4 Facts about Communicable Diseases
Last month we talked about being Fit to Fly and Flying With Communicable Diseases. Just after those blogs were published, media coverage about the Ebola outbreak in West Africa and the possibly of it spreading into the states increased. In case you haven't been following recent news reports, there have been over 3700 confirmed cases of Ebola in 2014, most specifically in the countries of Liberia, Nigeria, Guinea, and Sierra Leone. Recently, there were three Americans infected with Ebola while performing humanitarian work in West Africa. The three patients were medically transported back to the United States via specialized air ambulance for medical treatment in the first week of August.
Even though all necessary safety measures were taken during the medical transport and the three patients were quarantined in Serious Communicable Disease Units the thought of Ebola entering the US caused panic. These concerns proved to be unfounded as not a single new case of Ebola occurred as a result of their transport. In fact, there has yet to be a case of Ebola diagnosed in the U.S. and the initial two patients was discharged with a clean bill of health last week.
We wanted to write this blog to offer some more information on Ebola to hopefully decrease concerns. After all, knowledge is power!
What you need to know about Ebola:
1. The Ebola virus is spread through direct contact with an infected person's bodily fluids. It can also be transmitted via contaminated needles or infected fluids, but no airborne transmissions have been documented. The incubation period of Ebola is 2-21 days and there is no risk of transmission during that period.
2. Airlines have been screening passengers leaving West Africa for Ebola before they can board the plane. There are also some airports screening incoming passengers.
Symptoms include fever, weakness, muscle pain, headache and sore throat. This is followed by vomiting, diarrhea, rash, and in some cases, bleeding.
4. There have been more than 3,600 reported human cases and more than 2,200 deaths since the discovery of Ebola in 1976. In comparison, approximately 200,000 people are hospitalized and 36,000 people die from the flu each year.
You should avoid:
- Contact with blood or bodily fluids of a person or corpse infected with the Ebola virus.
- Contact with or handling of wild animals, alive or dead or their raw or undercooked meat.
- Having sexual intercourse with a sick person or a person recovering from EVD for at least 7 weeks.
- Having contact with any object, such as needles, that has been contaminated with blood or bodily fluids.
If you have been exposed to any of the previous or you have traveled to the affected areas and are experiencing symptoms, you should contact your health care professional immediately.
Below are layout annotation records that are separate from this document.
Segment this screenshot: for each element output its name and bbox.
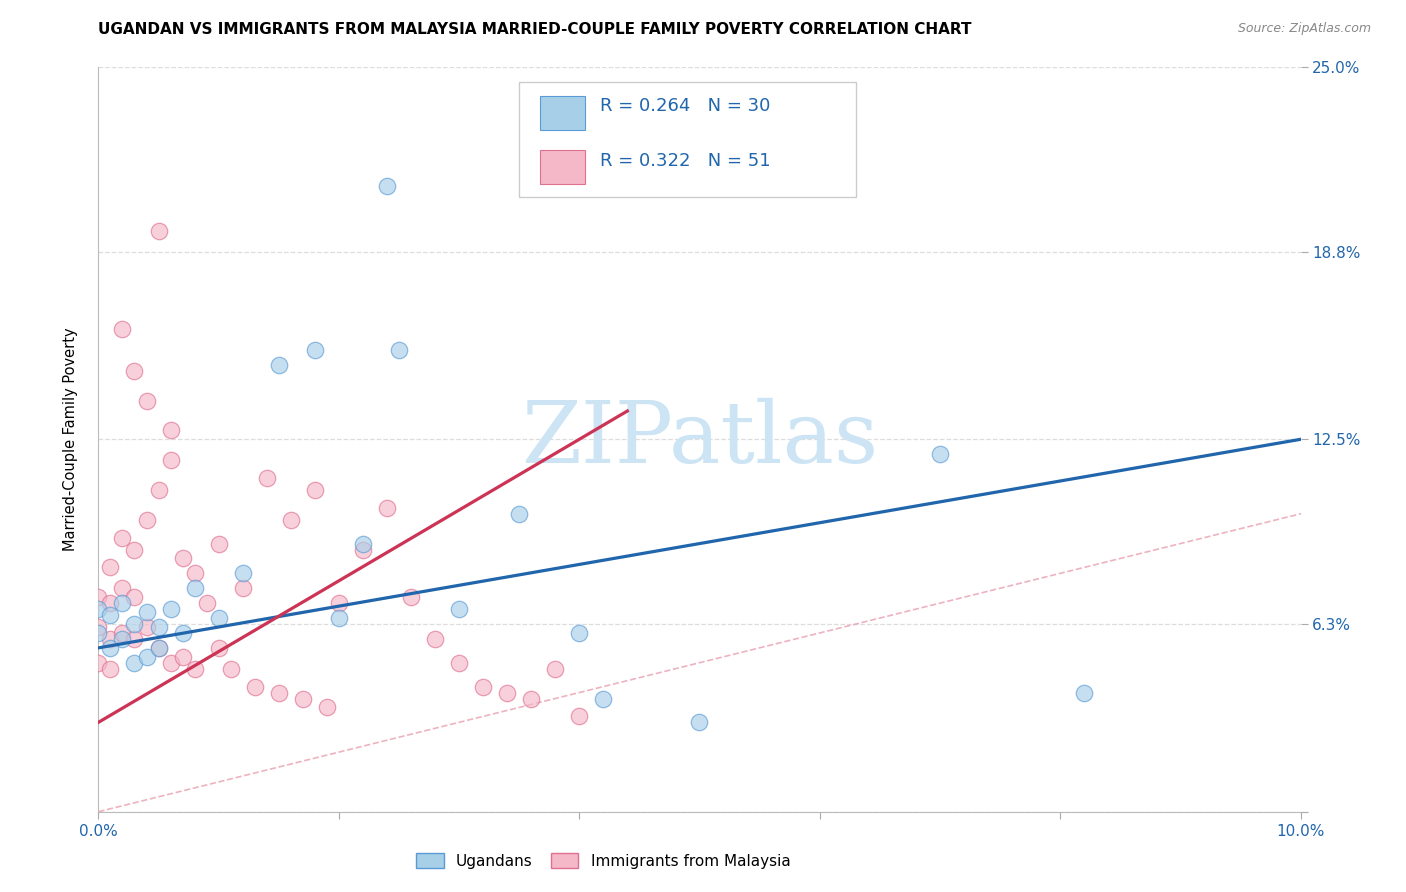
Point [399, 591, 422, 605]
Point [87, 602, 110, 616]
Point [87, 626, 110, 640]
Bar [540, 96, 585, 130]
Point [508, 507, 530, 521]
Text: R = 0.322   N = 51: R = 0.322 N = 51 [600, 153, 770, 170]
Point [100, 608, 122, 623]
Legend: Ugandans, Immigrants from Malaysia: Ugandans, Immigrants from Malaysia [411, 847, 797, 875]
Point [592, 691, 614, 706]
Point [135, 620, 157, 634]
Point [328, 611, 350, 625]
Point [135, 513, 157, 527]
Point [124, 656, 146, 670]
Point [423, 632, 446, 646]
Point [328, 596, 350, 610]
Text: R = 0.264   N = 30: R = 0.264 N = 30 [600, 97, 770, 115]
Point [87, 620, 110, 634]
Y-axis label: Married-Couple Family Poverty: Married-Couple Family Poverty [63, 327, 77, 551]
Point [111, 626, 134, 640]
Point [568, 626, 591, 640]
Point [172, 649, 194, 664]
Point [256, 471, 278, 485]
FancyBboxPatch shape [519, 82, 856, 197]
Point [352, 536, 374, 550]
Point [100, 596, 122, 610]
Point [159, 602, 181, 616]
Point [87, 656, 110, 670]
Point [496, 685, 519, 699]
Point [291, 691, 314, 706]
Point [243, 680, 266, 694]
Point [232, 566, 254, 581]
Point [447, 602, 470, 616]
Point [388, 343, 411, 357]
Bar [540, 150, 585, 184]
Point [280, 513, 302, 527]
Point [375, 179, 398, 194]
Point [124, 542, 146, 557]
Text: ZIPatlas: ZIPatlas [520, 398, 879, 481]
Point [267, 358, 290, 372]
Point [159, 656, 181, 670]
Point [568, 709, 591, 723]
Point [375, 500, 398, 515]
Point [352, 542, 374, 557]
Point [111, 322, 134, 336]
Point [148, 483, 170, 497]
Point [100, 632, 122, 646]
Point [148, 640, 170, 655]
Point [135, 393, 157, 408]
Point [219, 662, 242, 676]
Point [304, 343, 326, 357]
Point [111, 582, 134, 596]
Point [195, 596, 218, 610]
Text: Source: ZipAtlas.com: Source: ZipAtlas.com [1237, 22, 1371, 36]
Point [124, 591, 146, 605]
Point [172, 626, 194, 640]
Point [1073, 685, 1095, 699]
Point [87, 591, 110, 605]
Point [148, 640, 170, 655]
Point [304, 483, 326, 497]
Point [159, 423, 181, 437]
Point [208, 640, 231, 655]
Point [124, 617, 146, 632]
Point [135, 605, 157, 619]
Point [447, 656, 470, 670]
Text: UGANDAN VS IMMIGRANTS FROM MALAYSIA MARRIED-COUPLE FAMILY POVERTY CORRELATION CH: UGANDAN VS IMMIGRANTS FROM MALAYSIA MARR… [98, 22, 972, 37]
Point [183, 566, 205, 581]
Point [183, 662, 205, 676]
Point [267, 685, 290, 699]
Point [100, 640, 122, 655]
Point [183, 582, 205, 596]
Point [135, 649, 157, 664]
Point [208, 611, 231, 625]
Point [472, 680, 495, 694]
Point [172, 551, 194, 566]
Point [689, 715, 711, 730]
Point [124, 364, 146, 378]
Point [148, 224, 170, 238]
Point [111, 632, 134, 646]
Point [315, 700, 337, 714]
Point [100, 560, 122, 574]
Point [520, 691, 543, 706]
Point [111, 596, 134, 610]
Point [111, 531, 134, 545]
Point [232, 582, 254, 596]
Point [929, 447, 952, 461]
Point [159, 453, 181, 467]
Point [208, 536, 231, 550]
Point [148, 620, 170, 634]
Point [544, 662, 567, 676]
Point [124, 632, 146, 646]
Point [100, 662, 122, 676]
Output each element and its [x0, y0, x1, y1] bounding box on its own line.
While 'Ebola' and 'outbreak' are two words you never want to hear in the same sentence, the CDC, the WHO and other organizations are working diligently to stop the spread in and out-of West Africa. Just yesterday, the Gates Foundation pledged $50 million towards the fight on Ebola outbreak. And, while there have been multiple reports of suspected cases in the U.S. since the recent outbreak, Ebola has never been diagnosed on U.S. soil.
No matter where or when you are traveling, make sure you take precautions to stay healthy: wash your hands regularly, avoid contact with people who are visibly ill, take your vitamins, and stay hydrated!